In contrast, my parents’ marriage was typical. They raised a family of four daughters in an active social and community life. Graduations, weddings, grandchildren, et al. Longtime friends and many voyages on the cruise lines they so enjoyed. After forty-eight years, they still considered themselves to be the honeymooners until it all came to an abrupt halt with a sudden discovery.
After my mother showed signs of irritability, forgetfulness, repetitious behavior, we thought she might have had a small stroke. It turned out to be a brain tumor. A glioblastoma multiforma, the worst of the worst. While we know a bit more these days since well-known people have succumbed to it, twenty-three years ago, the only thing we knew was that there was no cure. It was fatal.
We didn’t know how much time we had at first. Turned out it was only eight weeks, barely enough time to wrap your brain around what this was never mind what we could do about it which was nothing. Almost immediately, I watched with awe at the care and warmhearted compassion my father showed my mother as he took charge during those final weeks. There was barely enough time to coordinate hospice care and nurse aides, and my father stepped into the role without a second of hesitation.

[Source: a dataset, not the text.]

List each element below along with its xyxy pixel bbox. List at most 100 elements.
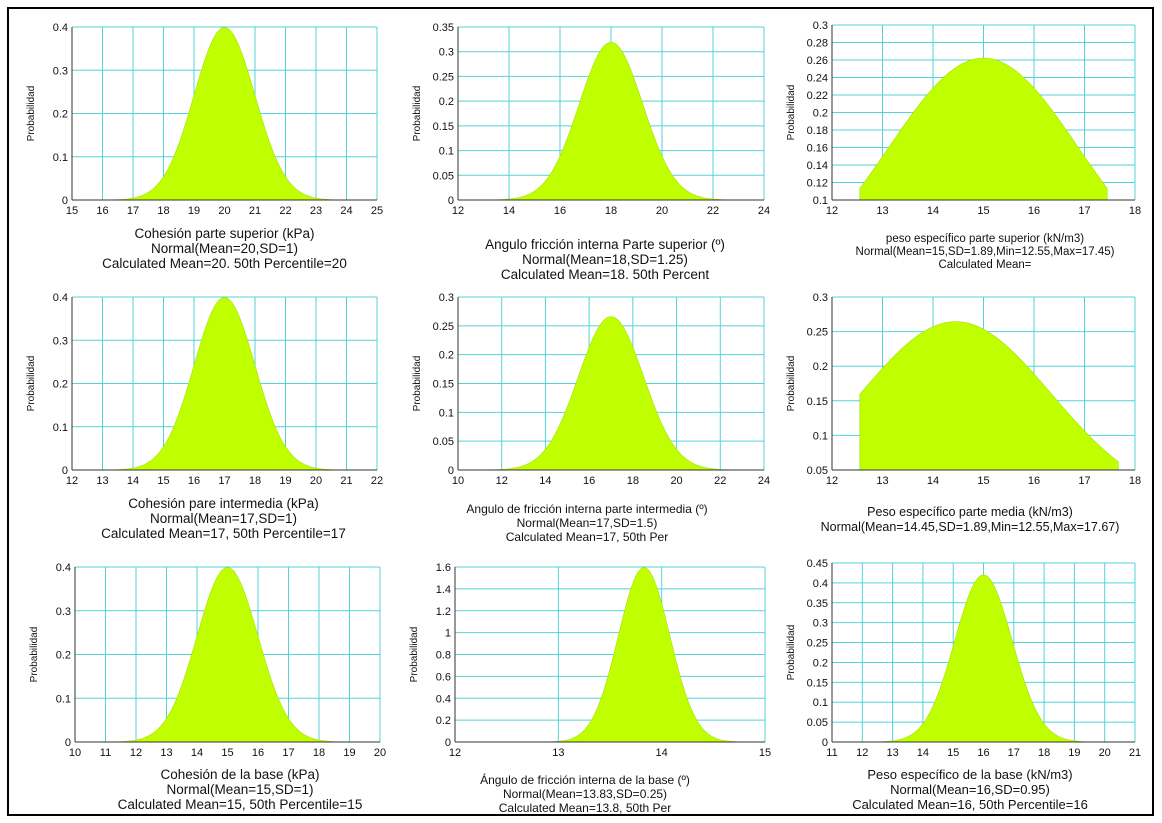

At her side for most of the days and nights, he took care of all her physical needs with exactness shielding her from any indiscretions that might have caused her discomfort. We kept up the usual distractions, playing cards, buying scratch-off cards, reading Dear Abby. But, of all things, I recall a most tender and private moment when he wheeled her into the kitchen, made her a cup of tea, and gently stroked her cheek, he called her “kitsiu” (kitten). It wasn’t long after that she passed away on a beautiful summer day in her home surrounded by her family and the love of her life. His grief was inconsolable.
We never know when something will happen that will become a life-changing event. But that’s what life is all about. Change. Constant change. And we don’t always know what we would do in any given situation. But having the examples we did in our lives, it couldn’t have been written any differently for how it’s playing out. Better or Worse, Richer or Poorer, in Sickness and in Health, til Death Do Us Part. Our fathers showed us how it’s done. It’s who they were. It’s who we are.